Successful claims under Judiciary Law 487 are rare. In recent years they have been applied widely and with diminishing success. Here, the claim is essentially that the corporation’s attorneys defended a law suit and in doing so engaged in deceit. In Dial Car Inc. v Tuch & Cohen, LLP 2021 NY Slip Op 30407(U) February 10, 2021 Supreme Court, Kings County
Docket Number: 514138/20 Judge: Leon Ruchelsman the court dismissed.
“The plaintiff is a black car livery service catering to high end clients in Brooklyn. In 2015 Yakov Guzman initiated a shareholder derivative action against Michael Kordonsky and Jeffrey Goldberg, members of the corporation on the grounds they wasted corporate assets. The defendants represented Dial in that proceeding. The complaint alleges the defendants, who should have championed the allegations of Guzman instead acted in ways which benefitted Kordonsky and Goldberg to the detriment of Dial. Specifically, the defendants agreed with a motion to dismiss that was filed by Kordonsky and Goldberg. Further, the defendants unsuccessfully opposed Guzman’s motion to replead the complaint and a further motion to dismiss the amended complaint.
Further, the complaint alleges the defendants negotiated retirement payments to Goldberg in violation of the By-Laws which require a shareholder vote. Moreover, the complaint alleges the defendants negotiated a general release in favor of Goldberg following the service of the Guzman complaint in violation of the By-Laws. ”
“Concerning Judiciary Law §487, it is well settled that to establish such a cause of action the plaintiff must present evidence an attorney acted “with intent to deceive” either the court or any party (see, Moormann v. Perini Hoerger, 65 AD3d 1106, 886 NYS2d 49 [2d Dept., 2009]). The allegations concerning the deception must be pled with particularity (Betz v. Blatt, 160 AD3d 696, 74 NYS3d 75 [2d Dept., 2018]). Moreover, the cause of action is only applicable if the conduct alleges took place in a proceeding where the plaintiff was a party (Barouh v. Law offices
of Jason L. Abelove, 131 AD3d 988, 17 NYS3d 144 [2d Dept., 2015]). First, it must be noted that the Second Department no longer maintains a cause of action pursuant to Judiciary Law §487
based upon an attorney’s egregious, extreme or chronic delinquent
activities. Rather, “the only liability standard recognized in
Judiciary Law §487 is that of an intent to deceive” (Dupree v.

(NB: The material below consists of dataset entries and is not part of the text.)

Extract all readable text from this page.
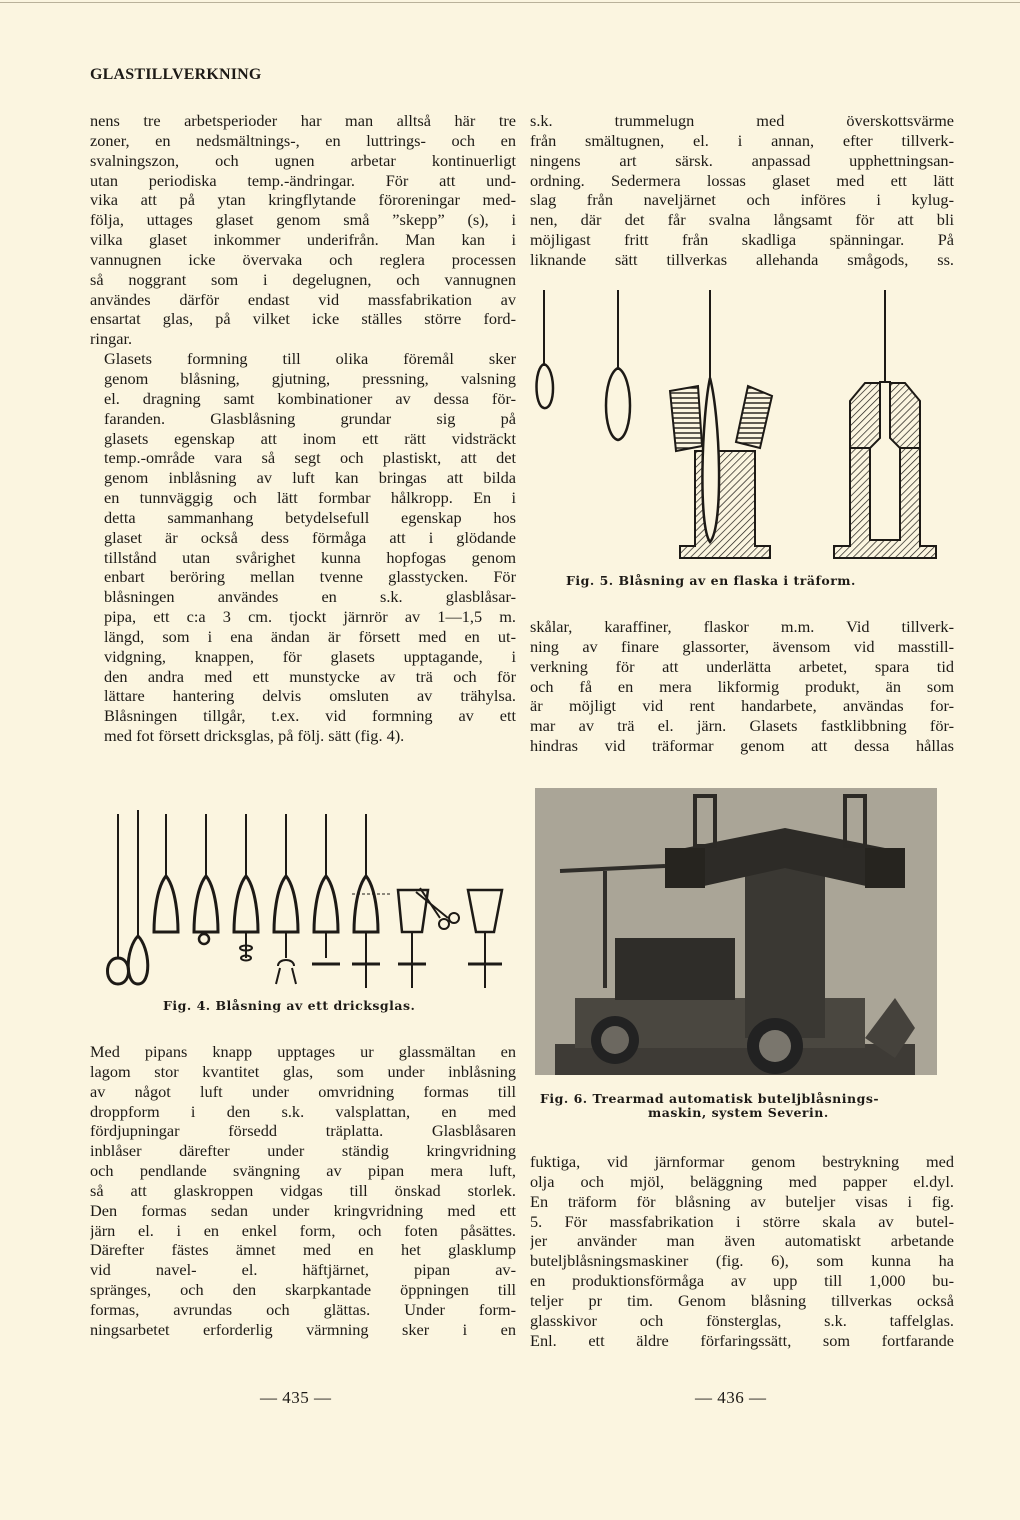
GLASTILLVERKNING

nens tre arbetsperioder har man alltså här tre
zoner, en nedsmältnings-, en luttrings- och en
svalningszon, och ugnen arbetar kontinuerligt
utan periodiska temp.-ändringar. För att und-
vika att på ytan kringflytande föroreningar med-
följa, uttages glaset genom små ”skepp” (s), i
vilka glaset inkommer underifrån. Man kan i
vannugnen icke övervaka och reglera processen
så noggrant som i degelugnen, och vannugnen
användes därför endast vid massfabrikation av
ensartat glas, på vilket icke ställes större ford-
ringar.

Glasets formning till olika föremål sker
genom blåsning, gjutning, pressning, valsning
el. dragning samt kombinationer av dessa för-
faranden. Glasblåsning grundar sig på
glasets egenskap att inom ett rätt vidsträckt
temp.-område vara så segt och plastiskt, att det
genom inblåsning av luft kan bringas att bilda
en tunnväggig och lätt formbar hålkropp. En i
detta sammanhang betydelsefull egenskap hos
glaset är också dess förmåga att i glödande
tillstånd utan svårighet kunna hopfogas genom
enbart beröring mellan tvenne glasstycken. För
blåsningen användes en s.k. glasblåsar-
pipa, ett c:a 3 cm. tjockt järnrör av 1—1,5 m.
längd, som i ena ändan är försett med en ut-
vidgning, knappen, för glasets upptagande, i
den andra med ett munstycke av trä och för
lättare hantering delvis omsluten av trähylsa.
Blåsningen tillgår, t.ex. vid formning av ett
med fot försett dricksglas, på följ. sätt (fig. 4).

Fig. 4. Blåsning av ett dricksglas.

Med pipans knapp upptages ur glassmältan en
lagom stor kvantitet glas, som under inblåsning
av något luft under omvridning formas till
droppform i den s.k. valsplattan, en med
fördjupningar försedd träplatta. Glasblåsaren
inblåser därefter under ständig kringvridning
och pendlande svängning av pipan mera luft,
så att glaskroppen vidgas till önskad storlek.
Den formas sedan under kringvridning med ett
järn el. i en enkel form, och foten påsättes.
Därefter fästes ämnet med en het glasklump
vid navel- el. häftjärnet, pipan av-
spränges, och den skarpkantade öppningen till
formas, avrundas och glättas. Under form-
ningsarbetet erforderlig värmning sker i en

— 435 —

s.k. trummelugn med överskottsvärme
från smältugnen, el. i annan, efter tillverk-
ningens art särsk. anpassad upphettningsan-
ordning. Sedermera lossas glaset med ett lätt
slag från naveljärnet och införes i kylug-
nen, där det får svalna långsamt för att bli
möjligast fritt från skadliga spänningar. På
liknande sätt tillverkas allehanda smågods, ss.

Fig. 5. Blåsning av en flaska i träform.

skålar, karaffiner, flaskor m.m. Vid tillverk-
ning av finare glassorter, ävensom vid masstill-
verkning för att underlätta arbetet, spara tid
och få en mera likformig produkt, än som
är möjligt vid rent handarbete, användas for-
mar av trä el. järn. Glasets fastklibbning för-
hindras vid träformar genom att dessa hållas

Fig. 6. Trearmad automatisk buteljblåsnings-
maskin, system Severin.

fuktiga, vid järnformar genom bestrykning med
olja och mjöl, beläggning med papper el.dyl.
En träform för blåsning av buteljer visas i fig.
5. För massfabrikation i större skala av butel-
jer använder man även automatiskt arbetande
buteljblåsningsmaskiner (fig. 6), som kunna ha
en produktionsförmåga av upp till 1,000 bu-
teljer pr tim. Genom blåsning tillverkas också
glasskivor och fönsterglas, s.k. taffelglas.
Enl. ett äldre förfaringssätt, som fortfarande

— 436 —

Vorhees, 102 AD3d 912, 959 NYS2d 235 [2d Dept., 2013]). Second,
considering the intent to deceive, such intent can hardly be
demonstrated. The complaint merely alleges in conclusory fashion
that the defendants “have continuously consented to deceit or
collusion, with the intent to deceive and harm Dial” (see, Complaint, ¶157) without elaborating upon those allegations. The mere pursuant of the dismissal of the Guzman lawsuit can hardly be considered an intent to deceive the plaintiff. Further, since that is the only conduct alleged wherein Dial was a party in a pending action all of the other allegations of the complaint cannot sustain a cause of action in this regard.”